Cela dit, si on gratte un peu, la satisfaction des parents canadiens semble meilleure ! Les familles immigrantes sont plus susceptibles de remettre en question leur qualité de vie que les familles canadiennes natives, constatent les chercheuses. Pourquoi ?
Du manque d’aide nait l’isolement
L’accompagnement : une ressource clé pour ces familles, mais une ressource peu accessible pour les parents immigrants. Or, c’est connu, le soutien social, l’accès à des ressources et l’implication des membres de la famille élargie favorisent la résilience, l’adaptation et la qualité de vie. Selon l’étude, les parents immigrants sont les « parents pauvres » du réseau de soutien puisqu’ils sont presque trois fois plus nombreux à déclarer ne pas avoir accès à une aide extérieure. Ajoutons à cela une méconnaissance du système de santé et des services sociaux, ainsi que le risque d’isolement social, et il devient clair que les familles immigrantes sont un pas derrière leurs homologues canadiennes.
Des pistes de solution ? S’ils demeurent au Québec, inclure les membres de la famille élargie dans les programmes d’intervention psychosociale auprès des enfants avec un TSA, ou favoriser les séances d’information en groupe pour donner l’occasion aux parents de former un réseau de soutien. Autrement, développer des services d’information pour ces familles immigrantes est une solution envisageable.
Diagnostic et adaptation : des facteurs de tension dans les familles
En plus du soutien extérieur, les parents canadiens sont plus satisfaits de leurs interactions familiales que les parents immigrés. Voilà qui contribue à leur qualité de vie. Il va sans dire qu’avoir un enfant avec un TSA affecte directement les interactions entre les membres de la famille, notamment en raison des déficits de communication inhérents à ce handicap. De plus, au-delà du diagnostic, les parents immigrants doivent s’adapter à la culture et aux valeurs de leur pays d’accueil, ce qui peut créer des tensions supplémentaires.

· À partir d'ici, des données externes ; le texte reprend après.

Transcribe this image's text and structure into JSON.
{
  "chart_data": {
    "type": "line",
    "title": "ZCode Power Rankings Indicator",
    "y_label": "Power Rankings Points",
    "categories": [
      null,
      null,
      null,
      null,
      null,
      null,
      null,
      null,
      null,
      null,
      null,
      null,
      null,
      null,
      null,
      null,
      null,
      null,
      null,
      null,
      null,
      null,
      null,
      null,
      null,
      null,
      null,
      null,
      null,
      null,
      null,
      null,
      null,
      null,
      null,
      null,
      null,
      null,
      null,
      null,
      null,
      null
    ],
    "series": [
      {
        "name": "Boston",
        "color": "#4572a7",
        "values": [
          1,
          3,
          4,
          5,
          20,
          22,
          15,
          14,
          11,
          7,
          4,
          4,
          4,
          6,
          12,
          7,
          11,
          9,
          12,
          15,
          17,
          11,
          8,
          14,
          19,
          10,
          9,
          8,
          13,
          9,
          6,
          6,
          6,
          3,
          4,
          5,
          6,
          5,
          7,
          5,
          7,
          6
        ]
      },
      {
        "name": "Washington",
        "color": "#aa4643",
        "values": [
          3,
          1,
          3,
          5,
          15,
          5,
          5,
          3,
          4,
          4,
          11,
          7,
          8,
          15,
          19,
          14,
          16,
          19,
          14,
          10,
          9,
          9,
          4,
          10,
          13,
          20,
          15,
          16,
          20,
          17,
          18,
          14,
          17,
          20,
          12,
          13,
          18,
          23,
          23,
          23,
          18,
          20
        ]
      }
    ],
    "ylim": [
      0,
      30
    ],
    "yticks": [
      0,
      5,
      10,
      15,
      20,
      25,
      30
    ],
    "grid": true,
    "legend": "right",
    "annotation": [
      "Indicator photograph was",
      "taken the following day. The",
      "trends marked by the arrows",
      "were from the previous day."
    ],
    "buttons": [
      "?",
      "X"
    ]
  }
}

Rôle parental : plus facile pour les familles immigrantes
Le rôle parental : seule dimension pour laquelle les familles immigrantes s’avèrent plus satisfaites que les familles natives. Le fait qu’une grande proportion de mères immigrantes de l’étude soient des femmes au foyer peut expliquer ce sentiment de satisfaction. Elles ont peut-être plus de temps pour prendre soin, éduquer et soutenir l’enfant. De plus, les parents de l’étude natifs du Canada sont plus anxieux que les parents immigrants dans leur relation avec l’enfant, ce qui peut expliquer leur plus grande insatisfaction dans leur rôle parental.
Et les différences entre les mères et les pères ?
Insatisfaction, sentiment d’isolement et difficultés familiales : les résultats de l’étude lèvent le voile sur les défis supplémentaires que rencontrent les familles immigrantes d’enfant avec un TSA, ainsi que sur leur expérience et leurs besoins spécifiques.
Les auteures soulignent que les mères, qu’elles soient natives du Canada ou immigrantes, sont plus insatisfaites de leur vie familiale que les pères. Est-ce lié au fait que ce sont les femmes qui assurent la plus grande partie des soins de l’enfant ? Poser la question, c’est peut-être y répondre. Pour aller plus loin dans la réflexion, quelles sont les similitudes et les différences entre l’expérience de ces mères natives du Canada et celles issues de l’immigration ? Le ressenti des femmes immigrantes, mères d’un enfant avec un TSA méritent une attention tout aussi particulière que leur situation.